И впрямь, Красин, всегда элегантный, подтянутый, невозмутимый, выглядел на этот раз необычно бледным. Рассказ его не касался дел на электростанции. О другом шла речь в то раннее утро.

Регулярно бывая в Москве на квартире писателя Леонида Андреева, у которого в последние дни заседали московские большевики — члены ЦК, он обычно приезжал к нему от Курского вокзала на извозчике.

— А вчера, представьте себе, Савва Тимофеевич, примечаю необычный пейзаж на Ямской улице...

— Хорошо вы сказали, Леонид Борисыч,— перебил Морозов, — пейзаж улицы, яркий у вас язык...
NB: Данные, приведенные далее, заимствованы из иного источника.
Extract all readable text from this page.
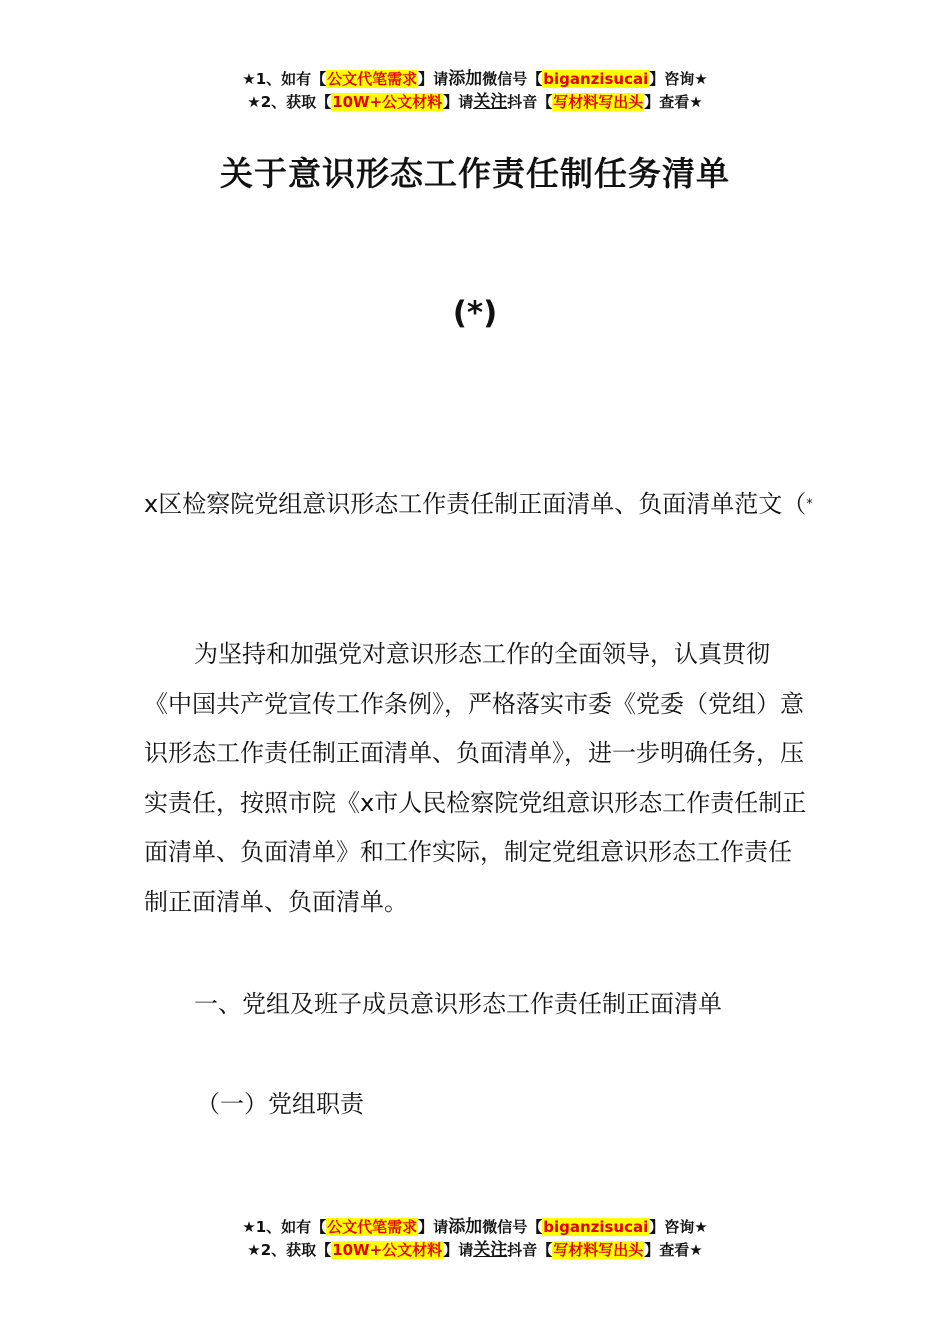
★1、如有【公文代笔需求】请添加微信号【biganzisucai】咨询★
★2、获取【10W+公文材料】请关注抖音【写材料写出头】查看★
关于意识形态工作责任制任务清单
(*)
x区检察院党组意识形态工作责任制正面清单、负面清单范文（*
为坚持和加强党对意识形态工作的全面领导，认真贯彻《中国共产党宣传工作条例》，严格落实市委《党委（党组）意识形态工作责任制正面清单、负面清单》，进一步明确任务，压实责任，按照市院《x市人民检察院党组意识形态工作责任制正面清单、负面清单》和工作实际，制定党组意识形态工作责任制正面清单、负面清单。
一、党组及班子成员意识形态工作责任制正面清单
（一）党组职责
★1、如有【公文代笔需求】请添加微信号【biganzisucai】咨询★
★2、获取【10W+公文材料】请关注抖音【写材料写出头】查看★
— Ладно, бог уж с ними, с пейзажем и языком,— торопливо продолжал Красин.— Вижу, подозрительный какой-то народишко толчется у андреевского дома. И окна ярко освещены, да... Ну, проехал дальше и пошел ночевать к брату. И, знаете, правильно поступил. Все наши московские чекисты арестованы были вчера вместе с Андреевым.

— Ясно, Леонид Борисыч,— Морозов вздохнул,— в Орехово вам теперь ни ногой... А я чем могу помочь?

— Становлюсь снова нелегальным, за границу, в Швейцарию надо уезжать. Выпишите, пожалуйста, бумагу мне на завод Броун-Бовери. Как раз время подходит третью турбину принимать.